Momjian also has rare old photographs from the pioneers of photography, like Garabed Krikorian of Jerusalem: “He took photos as souvenirs when travelers from the West (mainly from North America) came to Jerusalem. They would dress up as a Bedouin or a tradesman in exotic garb and he would create a cabinet card which travelers would bring back as a keepsake from the Holy Land. I just bought one from a seller living in Utah.”

More unusually, he has a collection of milk bottles from various Armenian-American dairy farmers, and, “I have what I think is the largest collection of fruit labels depicting Armenian growers and merchants. For instance, I have a fruit label from an Armenian grocery store in Watertown in the 1920s, with the kind of engraving that is quite beautiful in its simplicity. These fragile ephemera somehow survived. I think that collectors now look at these things and understand their importance in trying to tell the story of Armenian immigration to this country.”

Among Armenian materials related to presidents of the United States, Momjian feels that one of the most interesting items in his collection is an appointment from the White House on engraved sheepskin with the Executive seal, appointing Milton Seropian as the vice-consul to Persia. He adds, “This is a marvelous document signed in the early part of the 20th century. Milton was the son of Christopher Seropian, the Yale graduate who created the dye for the American currency. The reason why this appointment is wonderful is that it is signed by both Theodore Roosevelt and John Hay, previously Lincoln’s personal secretary, but secretary of state at the time.”

Having accomplished much in his career and fields of service, as well as his hobbies, Momjian and his wife, Melineh (also a Columbia graduate), have strived to provide their two sons with the same background and opportunities that they themselves have enjoyed. They have taken their children to Armenia and provided them with an Armenian cultural background. Momjian explains, “The most important thing for us as parents is to see our children excited to be in their ancestral homeland. You want them to love your homeland instantly, the way that we do. We try to keep the language, music and culture alive in our home. We go to see Armenian soloists. We’ve really tried to raise our children with the deep appreciation that Armenia has a remarkable culture and it is the duty of every Armenian to spread those values.”
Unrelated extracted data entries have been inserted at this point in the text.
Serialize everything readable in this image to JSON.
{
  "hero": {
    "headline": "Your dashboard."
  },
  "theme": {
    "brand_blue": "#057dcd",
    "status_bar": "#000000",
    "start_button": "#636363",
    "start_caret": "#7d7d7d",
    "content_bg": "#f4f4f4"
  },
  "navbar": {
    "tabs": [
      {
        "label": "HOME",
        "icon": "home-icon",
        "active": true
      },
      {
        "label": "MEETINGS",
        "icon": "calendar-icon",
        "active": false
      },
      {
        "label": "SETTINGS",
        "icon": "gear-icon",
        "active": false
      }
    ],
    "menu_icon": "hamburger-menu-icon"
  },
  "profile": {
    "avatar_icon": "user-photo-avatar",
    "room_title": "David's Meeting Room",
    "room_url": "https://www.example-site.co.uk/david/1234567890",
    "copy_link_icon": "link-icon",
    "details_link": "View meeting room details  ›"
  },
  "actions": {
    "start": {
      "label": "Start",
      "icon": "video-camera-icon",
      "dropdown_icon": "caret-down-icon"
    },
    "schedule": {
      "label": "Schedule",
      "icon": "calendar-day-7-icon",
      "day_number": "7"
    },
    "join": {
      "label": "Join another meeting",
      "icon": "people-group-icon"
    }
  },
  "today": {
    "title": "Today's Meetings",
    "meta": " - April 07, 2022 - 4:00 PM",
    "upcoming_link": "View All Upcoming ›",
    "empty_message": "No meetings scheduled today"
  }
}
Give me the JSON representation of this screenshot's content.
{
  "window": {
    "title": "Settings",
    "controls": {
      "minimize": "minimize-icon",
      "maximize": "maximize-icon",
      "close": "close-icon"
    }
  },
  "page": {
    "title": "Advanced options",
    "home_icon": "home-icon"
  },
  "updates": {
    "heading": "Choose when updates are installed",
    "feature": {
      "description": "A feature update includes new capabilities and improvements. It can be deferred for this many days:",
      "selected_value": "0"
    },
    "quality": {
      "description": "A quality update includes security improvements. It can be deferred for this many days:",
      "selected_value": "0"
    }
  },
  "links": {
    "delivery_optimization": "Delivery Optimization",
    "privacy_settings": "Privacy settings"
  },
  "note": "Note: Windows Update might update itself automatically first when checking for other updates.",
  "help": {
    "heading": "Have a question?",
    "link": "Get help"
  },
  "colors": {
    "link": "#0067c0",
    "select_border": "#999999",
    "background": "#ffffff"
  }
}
Momjian hopes that the new generations of Momjians — and Armenians in general — will work together to overcome the difficulties faced by the new Republic of Armenia and the inherited traumas of the Genocide: “I’ve tried to lead by example, but my inspiration will always be my parents, Albert and Esther, who have been very active and engaged in the Armenian community from as long as I can remember. They have been wonderful role models, as are my inlaws, Dr. Edward Vartany and his wife, Anik. It is a model that I hope our children will follow as well. It is one that’s, above all, respectful of the major sacrifices made by preceding generations of Armenians, both in the US and our homeland.”